В наибольшем совершенстве выступает это смешение, как я уже сказал, в непреднамеренном, в тех маленьких анекдотах, которые он написал, не заботясь об их художественном достоинстве, и, кроме того, в замечательном автопортрете этого странного человека: в его письмах. Ни один немецкий поэт не раскрывал себя миру так, как Клейст в этой горсточке написанных им писем. Они, я бы сказал, несравнимы с психологическими документами Гёте и Шиллера: искренность Клейста бесконечно смелее, безудержнее, безнадежнее и без-условнее, чем бессознательные стилизации, всегда эстетически оформленные исповеди классиков. Верный себе, Клейст и в исповеди предается излишеству: в самое жестокое самобичевание он вкладывает какую-то скрытую ноту наслаждения; он охвачен не только любовью к истине, но и лихорадочным стремлением к ней, и всегда величественно экстатичен в глубочайшей боли. Нет ничего ужаснее воплей этого сердца, и в то же время они доносятся как бы из беспредельной выси — трепетный крик подстреленной хищной птицы; ничего нет величественнее пафоса жалоб его одиночества. Будто слышишь мучительные вопли отравленного Филокте-та, оторванного от братьев, на одиноком острове своего духа спорящего с богами; и в муках самопознания срывая с себя одежду, он является нам в наготе, но не в бесстыдной наготе, а словно истекающий кровью, пылающий в огне, только что вырвавшийся из сражения человек. Мы слышим крик из последних глубин земного, крик истерзанного бога или затравленного зверя, и потом снова — слова ужасной трезвости, слишком сильный, слепящий внутренний свет. Может быть, в пропавшей рукописи, в «Истории моего внутреннего мира», все эти огни и молнии были слиты в единый свет; но это произведение, которое, без сомнения, было не компромиссом «поэзии и правды», а фанатизмом одной только правды, до нас не дошло. Здесь, как и всегда, рок замкнул ему уста и запретил «невыразимому человеку» выдать свою заветную тайну, чтобы всегда он представлялся нам тенью своего демона и чтобы осталось скрытым его последнее одиночество.
Все вещи побеждает чувство правды.
Семейство Шроффенштейн*
В каждой драме Клейст был выразителем своего «я»: в каждой явил он миру долю своего душевного пламени, претворял в образ страсть. Так, по частям, мы узнали о нем и его разладе; но его образ не попал бы в сонм бессмертных, если бы в своем бессмертном произведении он не достиг вершины: изображения всей глубины своей несвободы.

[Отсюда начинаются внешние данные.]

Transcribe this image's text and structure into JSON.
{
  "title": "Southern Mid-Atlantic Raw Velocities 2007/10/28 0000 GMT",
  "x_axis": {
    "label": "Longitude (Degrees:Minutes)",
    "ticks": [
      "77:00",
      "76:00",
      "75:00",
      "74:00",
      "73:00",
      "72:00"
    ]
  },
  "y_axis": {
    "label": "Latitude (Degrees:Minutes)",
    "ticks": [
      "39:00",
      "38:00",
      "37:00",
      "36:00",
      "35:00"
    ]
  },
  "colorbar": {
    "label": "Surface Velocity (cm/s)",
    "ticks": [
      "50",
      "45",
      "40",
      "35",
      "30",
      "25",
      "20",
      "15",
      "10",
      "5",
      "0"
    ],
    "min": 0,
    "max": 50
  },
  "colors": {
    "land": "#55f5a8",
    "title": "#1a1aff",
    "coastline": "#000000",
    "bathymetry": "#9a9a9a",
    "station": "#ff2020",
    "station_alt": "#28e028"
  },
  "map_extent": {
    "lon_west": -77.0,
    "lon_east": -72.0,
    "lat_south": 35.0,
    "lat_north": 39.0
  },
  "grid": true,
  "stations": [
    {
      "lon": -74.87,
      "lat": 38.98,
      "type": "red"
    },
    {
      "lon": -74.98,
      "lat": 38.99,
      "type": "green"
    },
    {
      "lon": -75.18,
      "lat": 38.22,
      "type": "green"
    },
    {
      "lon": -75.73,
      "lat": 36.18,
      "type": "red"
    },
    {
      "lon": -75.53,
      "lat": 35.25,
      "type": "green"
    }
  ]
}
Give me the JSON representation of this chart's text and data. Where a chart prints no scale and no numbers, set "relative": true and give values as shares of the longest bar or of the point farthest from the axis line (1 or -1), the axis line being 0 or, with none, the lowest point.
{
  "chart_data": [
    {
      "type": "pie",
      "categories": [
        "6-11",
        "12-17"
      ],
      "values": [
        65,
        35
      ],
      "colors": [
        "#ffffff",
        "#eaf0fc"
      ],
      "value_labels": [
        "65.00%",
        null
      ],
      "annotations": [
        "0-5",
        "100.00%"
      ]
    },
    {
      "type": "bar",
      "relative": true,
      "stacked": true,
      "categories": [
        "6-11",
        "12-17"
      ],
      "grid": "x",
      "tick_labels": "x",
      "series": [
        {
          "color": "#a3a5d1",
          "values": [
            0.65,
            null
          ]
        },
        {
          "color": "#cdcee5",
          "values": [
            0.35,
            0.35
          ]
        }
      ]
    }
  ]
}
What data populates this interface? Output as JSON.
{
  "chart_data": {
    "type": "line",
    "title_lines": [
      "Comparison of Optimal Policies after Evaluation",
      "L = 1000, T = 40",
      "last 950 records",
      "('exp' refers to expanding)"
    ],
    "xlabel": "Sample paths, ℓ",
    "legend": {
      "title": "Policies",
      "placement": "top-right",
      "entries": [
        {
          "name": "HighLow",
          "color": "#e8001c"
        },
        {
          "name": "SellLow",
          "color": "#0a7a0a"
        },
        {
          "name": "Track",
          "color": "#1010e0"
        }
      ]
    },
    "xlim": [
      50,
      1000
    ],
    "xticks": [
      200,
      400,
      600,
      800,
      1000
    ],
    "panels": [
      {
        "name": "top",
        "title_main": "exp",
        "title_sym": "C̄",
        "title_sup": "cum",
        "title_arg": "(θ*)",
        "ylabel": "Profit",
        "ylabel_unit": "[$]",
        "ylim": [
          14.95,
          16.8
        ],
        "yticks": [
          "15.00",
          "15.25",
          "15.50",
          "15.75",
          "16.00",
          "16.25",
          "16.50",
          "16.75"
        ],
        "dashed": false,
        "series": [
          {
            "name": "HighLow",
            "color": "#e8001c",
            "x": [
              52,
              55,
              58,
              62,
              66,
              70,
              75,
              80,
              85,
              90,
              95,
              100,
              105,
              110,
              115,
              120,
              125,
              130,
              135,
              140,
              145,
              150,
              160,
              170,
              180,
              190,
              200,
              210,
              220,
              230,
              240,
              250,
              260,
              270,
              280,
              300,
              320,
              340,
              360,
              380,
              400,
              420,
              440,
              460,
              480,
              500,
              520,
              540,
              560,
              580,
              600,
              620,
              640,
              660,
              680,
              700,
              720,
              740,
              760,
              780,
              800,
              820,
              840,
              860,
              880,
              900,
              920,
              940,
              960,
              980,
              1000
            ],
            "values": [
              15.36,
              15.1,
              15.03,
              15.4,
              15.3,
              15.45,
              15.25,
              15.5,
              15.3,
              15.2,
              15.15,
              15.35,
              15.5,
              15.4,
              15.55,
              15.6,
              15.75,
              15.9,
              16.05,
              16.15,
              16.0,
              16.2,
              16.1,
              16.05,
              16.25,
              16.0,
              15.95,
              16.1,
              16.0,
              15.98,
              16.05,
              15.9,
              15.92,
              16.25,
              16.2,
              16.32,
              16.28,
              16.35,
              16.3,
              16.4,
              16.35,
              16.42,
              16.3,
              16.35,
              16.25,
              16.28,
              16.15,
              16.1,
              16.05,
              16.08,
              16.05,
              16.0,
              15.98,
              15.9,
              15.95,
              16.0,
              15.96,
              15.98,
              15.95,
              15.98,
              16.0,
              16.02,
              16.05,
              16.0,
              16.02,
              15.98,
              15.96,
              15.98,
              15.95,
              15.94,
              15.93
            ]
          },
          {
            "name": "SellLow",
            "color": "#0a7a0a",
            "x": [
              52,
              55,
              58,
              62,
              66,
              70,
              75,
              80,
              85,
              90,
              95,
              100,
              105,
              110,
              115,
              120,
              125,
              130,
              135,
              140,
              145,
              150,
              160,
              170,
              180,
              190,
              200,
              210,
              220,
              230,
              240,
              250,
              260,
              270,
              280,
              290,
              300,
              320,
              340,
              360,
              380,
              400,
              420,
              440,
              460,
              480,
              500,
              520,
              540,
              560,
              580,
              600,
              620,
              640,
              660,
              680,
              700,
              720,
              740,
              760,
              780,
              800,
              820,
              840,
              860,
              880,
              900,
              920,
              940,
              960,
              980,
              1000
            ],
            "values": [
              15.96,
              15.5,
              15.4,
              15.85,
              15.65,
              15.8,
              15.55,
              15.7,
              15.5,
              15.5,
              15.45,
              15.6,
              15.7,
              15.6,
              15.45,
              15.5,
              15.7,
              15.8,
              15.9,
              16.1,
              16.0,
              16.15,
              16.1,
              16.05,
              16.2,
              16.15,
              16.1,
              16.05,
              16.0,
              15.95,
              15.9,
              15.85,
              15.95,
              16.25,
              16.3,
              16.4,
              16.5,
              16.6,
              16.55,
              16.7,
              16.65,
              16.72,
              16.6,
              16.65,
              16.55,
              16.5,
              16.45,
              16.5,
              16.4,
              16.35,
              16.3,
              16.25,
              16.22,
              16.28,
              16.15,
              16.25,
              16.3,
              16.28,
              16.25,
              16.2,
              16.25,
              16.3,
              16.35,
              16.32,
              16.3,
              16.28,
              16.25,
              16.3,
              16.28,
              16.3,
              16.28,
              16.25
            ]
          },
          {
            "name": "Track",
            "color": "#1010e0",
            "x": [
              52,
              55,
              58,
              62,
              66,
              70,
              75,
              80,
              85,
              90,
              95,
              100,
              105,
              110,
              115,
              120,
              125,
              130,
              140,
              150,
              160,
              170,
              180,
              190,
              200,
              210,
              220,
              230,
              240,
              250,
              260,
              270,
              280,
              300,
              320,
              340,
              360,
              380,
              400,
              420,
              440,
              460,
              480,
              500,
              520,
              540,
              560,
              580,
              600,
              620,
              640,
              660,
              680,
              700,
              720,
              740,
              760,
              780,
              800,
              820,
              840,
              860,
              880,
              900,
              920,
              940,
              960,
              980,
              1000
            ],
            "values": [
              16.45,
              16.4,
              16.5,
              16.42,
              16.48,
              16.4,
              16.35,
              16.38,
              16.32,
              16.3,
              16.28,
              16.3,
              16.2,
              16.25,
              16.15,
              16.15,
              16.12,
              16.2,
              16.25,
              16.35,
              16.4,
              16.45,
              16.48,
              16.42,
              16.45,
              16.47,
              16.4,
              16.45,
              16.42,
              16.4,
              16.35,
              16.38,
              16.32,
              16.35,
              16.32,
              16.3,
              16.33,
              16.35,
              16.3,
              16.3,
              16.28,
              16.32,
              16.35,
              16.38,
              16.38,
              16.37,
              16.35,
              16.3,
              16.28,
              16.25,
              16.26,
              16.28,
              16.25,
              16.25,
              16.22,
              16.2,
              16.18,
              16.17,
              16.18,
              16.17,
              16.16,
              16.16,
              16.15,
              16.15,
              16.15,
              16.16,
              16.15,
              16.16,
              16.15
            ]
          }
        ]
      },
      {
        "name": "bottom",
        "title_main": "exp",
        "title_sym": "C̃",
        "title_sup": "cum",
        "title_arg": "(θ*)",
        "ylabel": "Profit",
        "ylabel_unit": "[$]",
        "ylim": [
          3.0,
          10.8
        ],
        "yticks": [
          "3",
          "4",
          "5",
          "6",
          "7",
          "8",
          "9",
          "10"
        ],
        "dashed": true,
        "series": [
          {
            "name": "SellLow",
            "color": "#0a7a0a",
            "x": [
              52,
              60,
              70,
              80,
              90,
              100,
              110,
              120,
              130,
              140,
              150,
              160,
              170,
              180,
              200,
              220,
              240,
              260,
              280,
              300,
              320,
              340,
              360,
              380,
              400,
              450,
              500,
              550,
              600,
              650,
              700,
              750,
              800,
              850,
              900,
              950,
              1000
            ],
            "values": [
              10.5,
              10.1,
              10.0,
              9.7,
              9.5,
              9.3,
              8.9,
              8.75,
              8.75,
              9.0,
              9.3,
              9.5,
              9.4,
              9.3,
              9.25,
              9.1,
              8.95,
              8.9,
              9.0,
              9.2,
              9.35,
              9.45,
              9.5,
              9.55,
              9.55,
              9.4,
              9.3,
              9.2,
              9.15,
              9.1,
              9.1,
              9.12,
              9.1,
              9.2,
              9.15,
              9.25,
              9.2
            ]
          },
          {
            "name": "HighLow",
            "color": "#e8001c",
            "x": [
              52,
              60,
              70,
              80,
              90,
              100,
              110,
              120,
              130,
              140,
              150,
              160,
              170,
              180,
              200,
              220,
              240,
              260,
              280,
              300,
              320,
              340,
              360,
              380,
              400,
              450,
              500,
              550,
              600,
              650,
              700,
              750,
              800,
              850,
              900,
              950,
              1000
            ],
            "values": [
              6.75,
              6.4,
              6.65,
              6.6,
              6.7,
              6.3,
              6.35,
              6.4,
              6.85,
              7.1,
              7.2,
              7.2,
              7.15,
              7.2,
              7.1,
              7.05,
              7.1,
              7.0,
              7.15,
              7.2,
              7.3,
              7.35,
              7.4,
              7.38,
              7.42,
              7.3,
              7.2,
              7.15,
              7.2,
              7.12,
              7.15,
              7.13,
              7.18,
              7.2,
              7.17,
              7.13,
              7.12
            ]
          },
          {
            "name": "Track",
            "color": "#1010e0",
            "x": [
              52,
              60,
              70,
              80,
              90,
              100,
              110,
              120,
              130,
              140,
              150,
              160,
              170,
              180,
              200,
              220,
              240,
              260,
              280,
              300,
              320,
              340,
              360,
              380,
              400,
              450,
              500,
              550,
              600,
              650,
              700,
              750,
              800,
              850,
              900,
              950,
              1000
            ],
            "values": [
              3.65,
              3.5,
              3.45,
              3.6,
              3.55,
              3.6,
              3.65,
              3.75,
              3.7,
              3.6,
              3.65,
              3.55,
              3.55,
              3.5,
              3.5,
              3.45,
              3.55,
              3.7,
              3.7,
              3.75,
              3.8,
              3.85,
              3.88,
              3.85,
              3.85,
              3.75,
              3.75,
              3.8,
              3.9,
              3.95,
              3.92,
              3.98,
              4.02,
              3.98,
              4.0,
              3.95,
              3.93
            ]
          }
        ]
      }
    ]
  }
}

В «Принце Гомбургском» с последней гениальностью, которую судьба лишь раз дает художнику, себя, свою изначальную движущую силу, свой жизненный конфликт он возвел в трагедию: в антиномию сдержанности и страсти. В «Пентесилее», в «Гискаре», в «Битве Арминия» лишь одно какое-нибудь стремление вторгается в драму во всей своей чрезмерности — страстным и решительным порывом в беспредельность; здесь же в целый мир превращается не единичное стремление, а весь смятенный мир стремлений; действие и противодействие, обычно сменяющиеся беспорядочно, здесь приведены к взаимодействию и равновесию. А что же есть равновесие сил, как не высшая гармония?
Искусство не знает более прекрасных мгновений, чем те, когда чрезмерность заключена в соразмерные формы, когда
наступает сферически звучащая секунда и на краткий миг диссонанс растворяется в благостной гармонии, когда смыкаются самые непримиримые противоречия, мимолетно касаясь друг друга устами слов и любви: чем ужаснее раздвоенность, тем величественнее это слияние, тем больше мощи в созвучии встречающихся потоков. Ни в одной немецкой драме нет такого величественного, такого полного раскрытия авторского «я», как в клейстовском «Принце Гомбургском»: самый опустошенный из немецких поэтов (на шаг от самоуничтожения) дает своему народу самую совершенную трагедию, — так же как Гёльдерлин за час до наступления последнего мрака — мировой музыкой звучащие орфические гимны, как Ницше накануне душевного заката — высшее опьянение ума, алмазную пляску, сверкание слова. Эта магия предчувствия гибели непостижима и не допускает объяснений, невыразимо прекрасная, как последнее голубоватое мерцание угасающего пламени.